Among cities within 25 miles, Little York leans more Republican than 43 of 59 neighbors.

Little York runs about 55 points more Republican than Illinois as a whole. Illinois leans Democratic overall, while Little York is one of the few Republican-leaning pockets.

Why Little York leans the way it does

This analysis examined 14,881 data points per city to find what predicts political lean and turnout. The items below are a few correlations that stood out for Little York, not a ranked or complete list of what matters most.

Little York votes against the grain of Illinois. Illinois leans Democratic overall, while Little York runs about 55 points more Republican.
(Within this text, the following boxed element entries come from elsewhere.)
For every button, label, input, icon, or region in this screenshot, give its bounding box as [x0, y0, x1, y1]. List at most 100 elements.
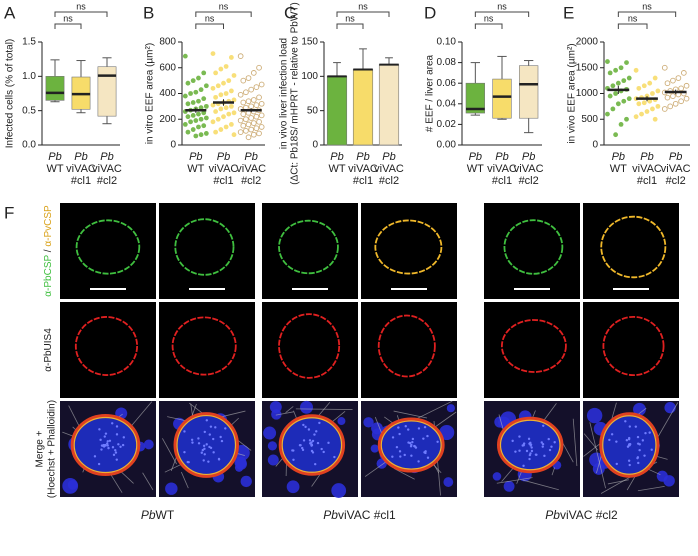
parasite-nucleus [301, 446, 304, 450]
parasite-nucleus [212, 451, 215, 454]
x-tick-label: WT [467, 163, 484, 175]
data-point [210, 119, 216, 125]
data-point [188, 119, 193, 125]
parasite-nucleus [298, 444, 302, 447]
significance-label: ns [497, 1, 507, 11]
parasite-nucleus [197, 437, 200, 440]
parasite-nucleus [99, 438, 102, 442]
parasite-nucleus [643, 454, 646, 457]
significance-bracket [617, 11, 677, 17]
x-tick-label: Pb [669, 151, 682, 163]
y-tick-label: 0.08 [437, 57, 457, 68]
parasite-nucleus [423, 425, 427, 429]
parasite-nucleus [183, 450, 186, 454]
panel-letter: D [424, 3, 436, 22]
parasite-nucleus [111, 446, 115, 449]
box [492, 78, 512, 119]
x-tick-label: viVAC [348, 163, 378, 175]
data-point [245, 98, 252, 105]
nucleus [503, 480, 515, 492]
parasite-nucleus [641, 439, 645, 442]
data-point [213, 109, 219, 114]
data-point [680, 70, 687, 76]
data-point [215, 83, 221, 89]
box [519, 65, 539, 119]
phalloidin [142, 472, 154, 491]
phalloidin [162, 438, 178, 465]
phalloidin [572, 418, 578, 467]
box [465, 82, 485, 114]
data-point [647, 80, 653, 86]
parasite-nucleus [302, 423, 305, 427]
y-tick-label: 0.0 [22, 140, 36, 151]
significance-label: ns [628, 13, 638, 23]
parasite-nucleus [302, 439, 306, 442]
parasite-nucleus [530, 446, 533, 449]
row-label: α-PbUIS4 [43, 328, 54, 372]
parasite-nucleus [522, 464, 525, 468]
data-point [248, 126, 255, 133]
column-label: PbWT [141, 508, 175, 522]
nucleus [300, 400, 313, 414]
phalloidin [522, 479, 559, 491]
data-point [644, 109, 650, 114]
parasite-nucleus [207, 460, 210, 463]
data-point [218, 66, 224, 72]
parasite-nucleus [627, 438, 631, 441]
parasite-nucleus [644, 431, 647, 435]
data-point [196, 124, 201, 130]
parasite-nucleus [122, 436, 126, 439]
x-tick-label: WT [187, 163, 204, 175]
data-point [618, 65, 624, 71]
data-point [652, 75, 658, 81]
parasite-nucleus [528, 457, 531, 461]
parasite-nucleus [205, 443, 208, 446]
panel-letter: B [143, 3, 154, 22]
data-point [258, 100, 265, 107]
parasite-nucleus [548, 448, 552, 452]
data-point [196, 111, 201, 117]
parasite-nucleus [624, 420, 627, 423]
significance-label: ns [484, 13, 494, 23]
data-point [615, 80, 621, 86]
data-point [210, 102, 216, 108]
data-point [203, 115, 209, 121]
parasite-nucleus [108, 439, 112, 442]
y-tick-label: 0.5 [22, 105, 36, 116]
eef-ring [377, 417, 445, 473]
micrograph [262, 203, 358, 299]
x-tick-label: Pb [100, 151, 113, 163]
panel-letter: F [4, 203, 14, 222]
parasite-nucleus [608, 438, 611, 442]
data-point [258, 124, 265, 130]
data-point [228, 122, 234, 127]
x-tick-label: Pb [244, 151, 257, 163]
bar [352, 69, 374, 146]
row-label-part: α-PbUIS4 [43, 328, 54, 372]
nucleus [263, 426, 277, 440]
x-tick-label: viVAC [632, 163, 662, 175]
eef-ring [599, 412, 660, 478]
y-tick-label: 1.0 [22, 71, 36, 82]
y-axis-label: (ΔCt: Pb18S/ mHPRT - relative to PbWT) [290, 2, 301, 184]
parasite-nucleus [534, 453, 538, 456]
phalloidin [180, 471, 189, 489]
data-point [218, 92, 224, 98]
nucleus [633, 402, 646, 416]
data-point [664, 94, 671, 101]
column-label-part: Pb [545, 508, 560, 522]
eef-ring [499, 419, 561, 471]
data-point [201, 70, 207, 76]
parasite-nucleus [413, 444, 416, 448]
phalloidin [607, 479, 629, 485]
parasite-nucleus [318, 421, 321, 425]
parasite-nucleus [203, 447, 206, 451]
data-point [624, 60, 629, 65]
nucleus [370, 444, 379, 453]
eef-ring [173, 412, 240, 478]
parasite-nucleus [220, 439, 224, 443]
data-point [618, 122, 624, 127]
parasite-nucleus [636, 456, 639, 460]
data-point [610, 106, 616, 112]
parasite-nucleus [307, 428, 311, 431]
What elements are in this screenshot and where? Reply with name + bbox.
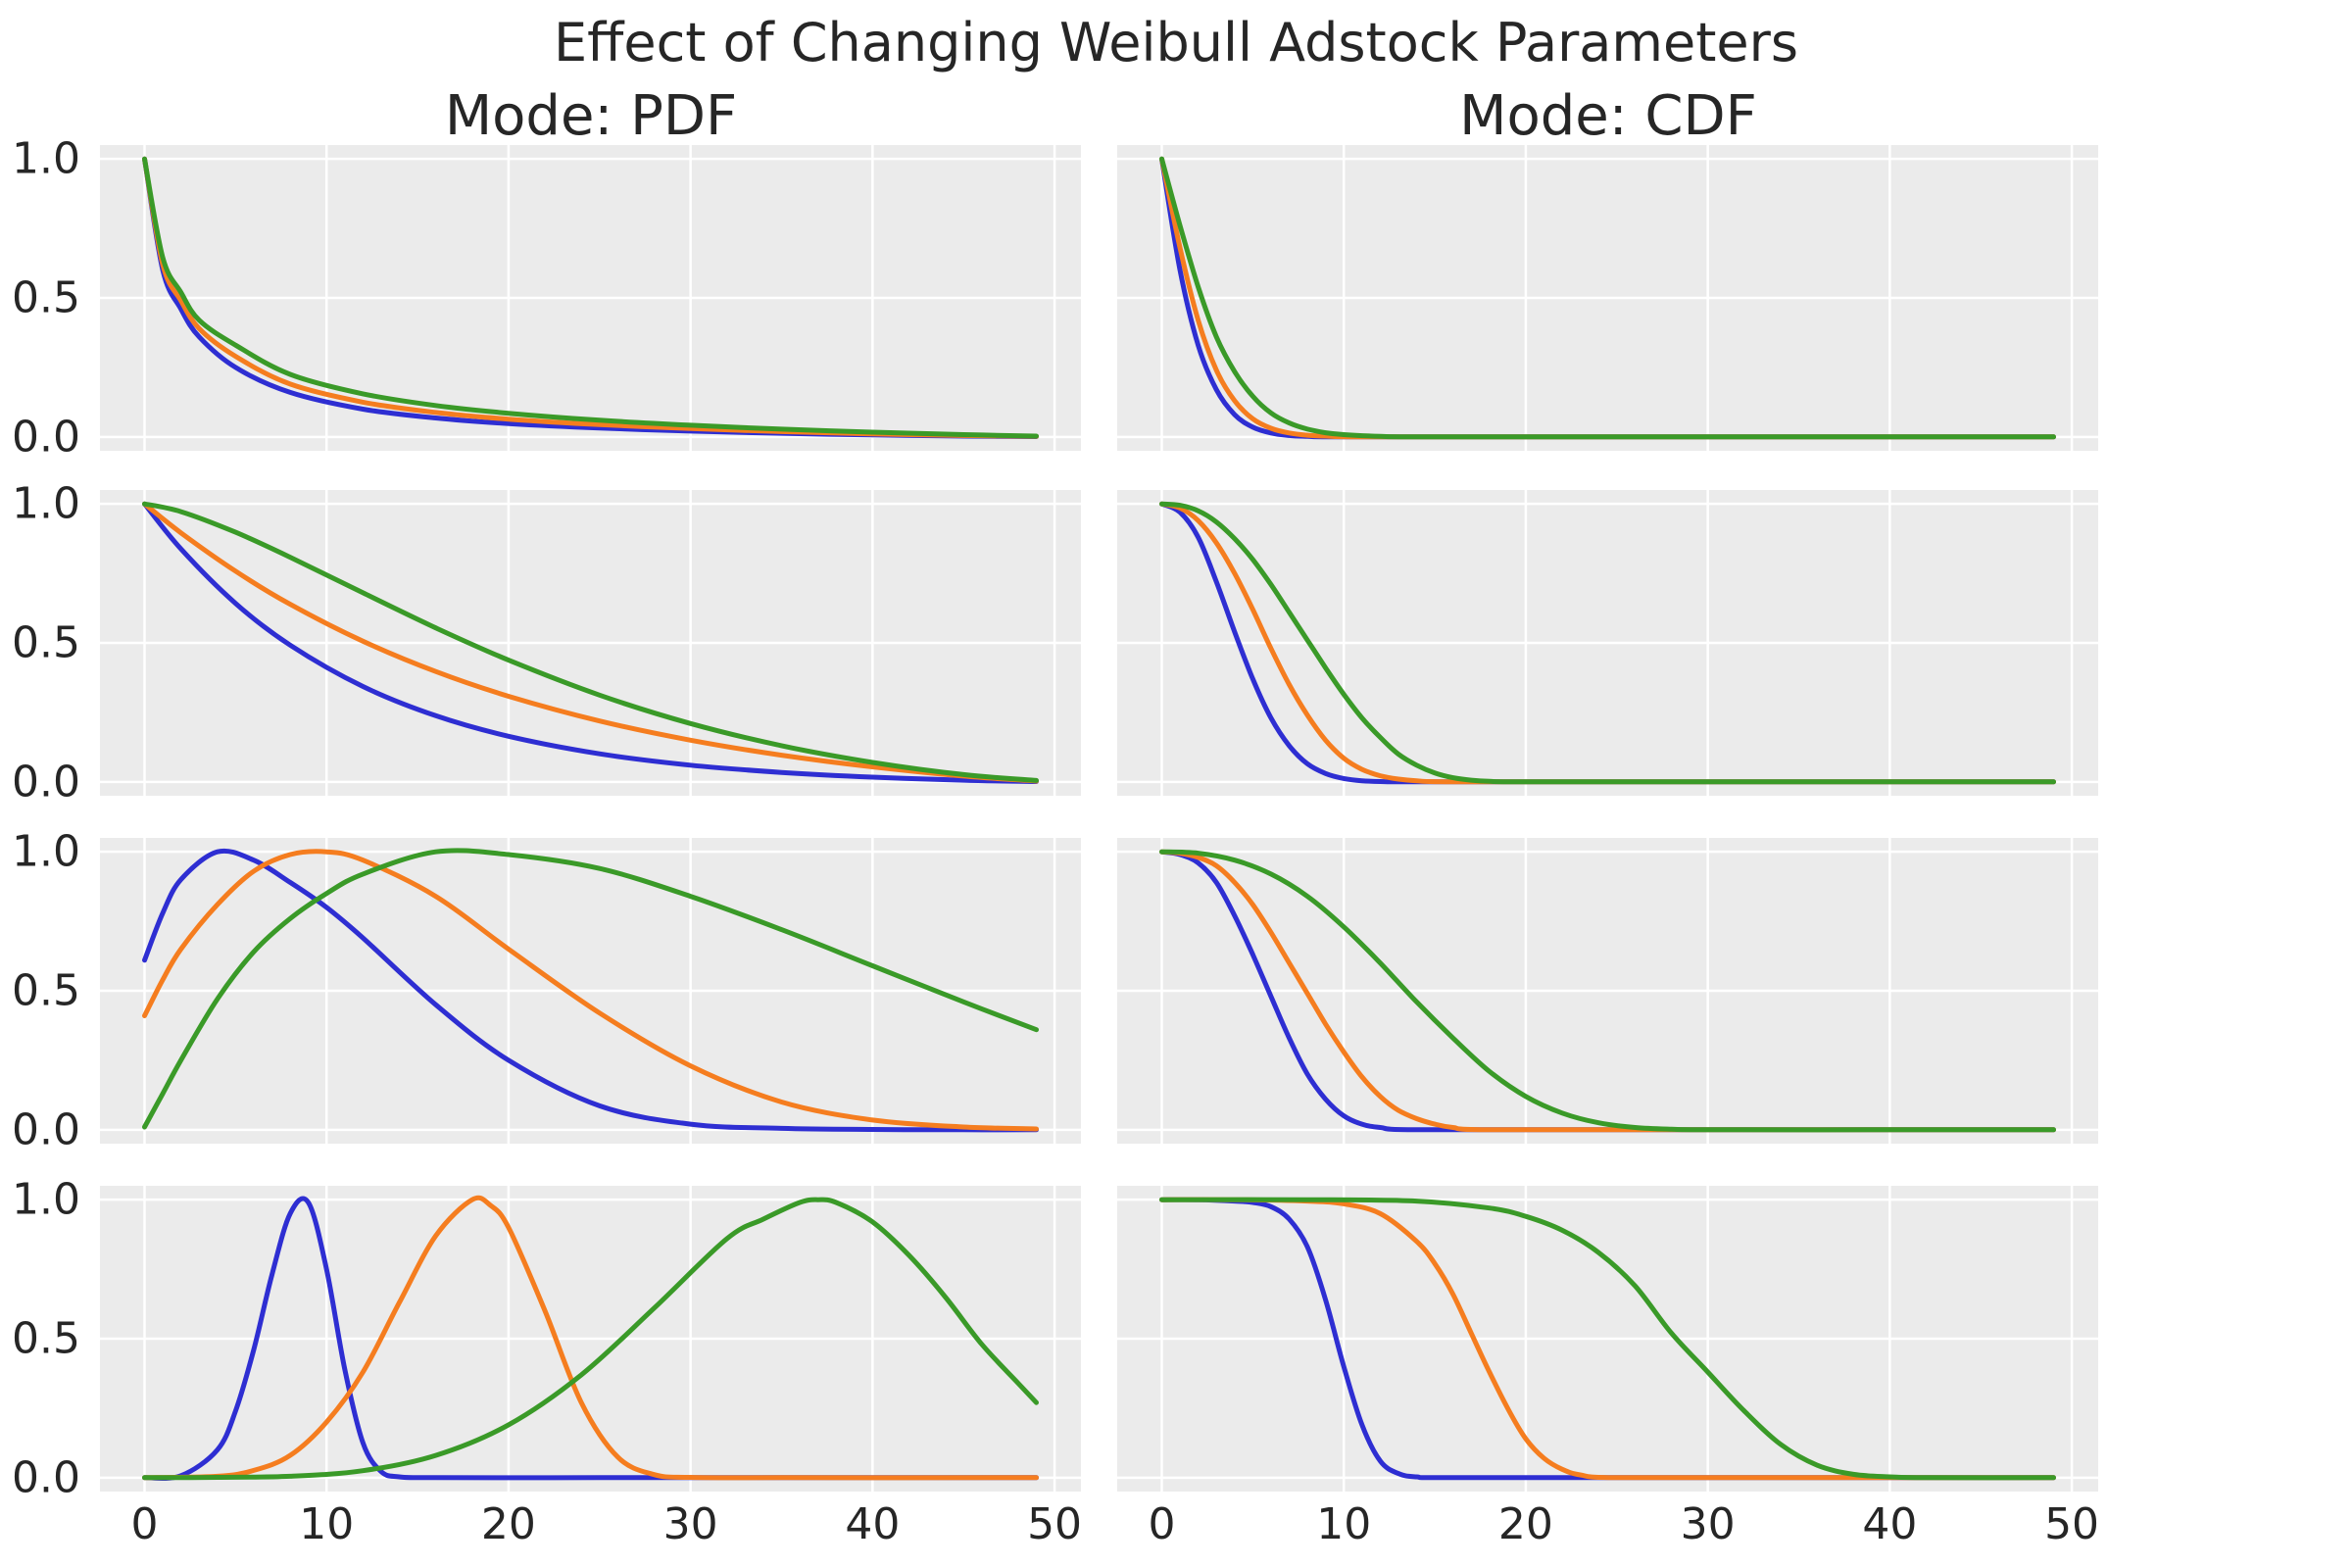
subplot-cdf-row4: 0 10 20 30 40 50 — [1117, 1186, 2099, 1549]
series-line-green — [1159, 1197, 2056, 1481]
series-line-blue — [142, 501, 1039, 784]
y-tick-label: 0.0 — [12, 1104, 80, 1154]
subplot-cdf-row1 — [1117, 145, 2098, 451]
y-tick-label: 1.0 — [12, 1175, 80, 1225]
y-tick-label: 1.0 — [12, 827, 80, 877]
series-line-green — [1159, 156, 2056, 440]
y-tick-label: 1.0 — [12, 479, 80, 529]
x-tick-label: 50 — [1027, 1499, 1082, 1549]
x-tick-label: 10 — [1316, 1499, 1371, 1549]
subplot-pdf-row4: 1.0 0.5 0.0 0 10 20 30 40 50 — [12, 1175, 1082, 1549]
y-tick-label: 1.0 — [12, 134, 80, 184]
series-line-green — [1159, 849, 2056, 1133]
series-line-green — [1159, 501, 2056, 785]
series-line-green — [142, 1197, 1039, 1481]
y-tick-label: 0.0 — [12, 757, 80, 807]
series-line-green — [142, 848, 1039, 1130]
series-line-orange — [1159, 849, 2056, 1133]
x-tick-label: 0 — [131, 1499, 159, 1549]
x-tick-label: 50 — [2044, 1499, 2099, 1549]
y-tick-label: 0.5 — [12, 966, 80, 1016]
y-tick-label: 0.5 — [12, 618, 80, 668]
x-tick-label: 40 — [845, 1499, 900, 1549]
figure-title: Effect of Changing Weibull Adstock Param… — [554, 12, 1798, 74]
column-title-pdf: Mode: PDF — [444, 84, 738, 148]
x-tick-label: 20 — [1498, 1499, 1553, 1549]
subplot-cdf-row3 — [1117, 838, 2098, 1144]
subplot-pdf-row1: 1.0 0.5 0.0 — [12, 134, 1081, 462]
series-line-green — [142, 501, 1039, 783]
y-tick-label: 0.5 — [12, 273, 80, 323]
subplot-cdf-row2 — [1117, 490, 2098, 796]
series-line-orange — [142, 849, 1039, 1132]
series-line-green — [142, 156, 1039, 439]
y-tick-label: 0.5 — [12, 1314, 80, 1364]
x-tick-label: 30 — [663, 1499, 718, 1549]
y-tick-label: 0.0 — [12, 412, 80, 462]
subplot-pdf-row2: 1.0 0.5 0.0 — [12, 479, 1081, 807]
column-title-cdf: Mode: CDF — [1459, 84, 1757, 148]
series-line-orange — [142, 501, 1039, 784]
series-line-blue — [142, 1196, 1039, 1481]
x-tick-label: 40 — [1862, 1499, 1917, 1549]
subplot-pdf-row3: 1.0 0.5 0.0 — [12, 827, 1081, 1154]
x-tick-label: 30 — [1681, 1499, 1736, 1549]
x-tick-label: 0 — [1149, 1499, 1176, 1549]
x-tick-label: 10 — [299, 1499, 354, 1549]
series-line-orange — [1159, 1197, 2056, 1481]
x-tick-label: 20 — [481, 1499, 536, 1549]
series-line-blue — [142, 848, 1039, 1133]
series-line-orange — [142, 1195, 1039, 1481]
y-tick-label: 0.0 — [12, 1452, 80, 1502]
Population density, never-married share, and Republican lean

Places that combine low population density and a never-married-heavy adult population tend to lean Republican, as Little York, IL does.

Why turnout in Little York looks the way it does

Areas with high high-school completion turn out at higher rates. About 96% of adults in Little York have completed high school, about 6 points above the U.S. average of 90%. Learn more about the findings and methodology on the political spectrum map.

Cities with Similar Populations

Sources and methodology

Precinct-level voting records used to fit the model come from Illinois State Board of Elections, distributed by the Voting and Election Science Team. Demographic inputs come from the U.S. Census Bureau (ACS 5-year estimates and the 2020 Decennial Census). Health and environmental inputs come from the CDC (PLACES and the Environmental Justice Index). Land cover comes from the USGS and EPA. Election-day and lead-up weather come from PRISM 4km daily grids and the NOAA Global Historical Climatology Network. Mail-voting and election-administration patterns come from the MIT Election Lab's Survey of the Performance of American Elections. Block-group crime detail comes from CrimeGrade. Internet data and modeling support provided by ISPreports.org.

Modeling and analysis by the BestNeighborhood data science team. Full methodology and findings: political spectrum map.

Methodology reviewed by the BestNeighborhood data team. Last updated May 2026.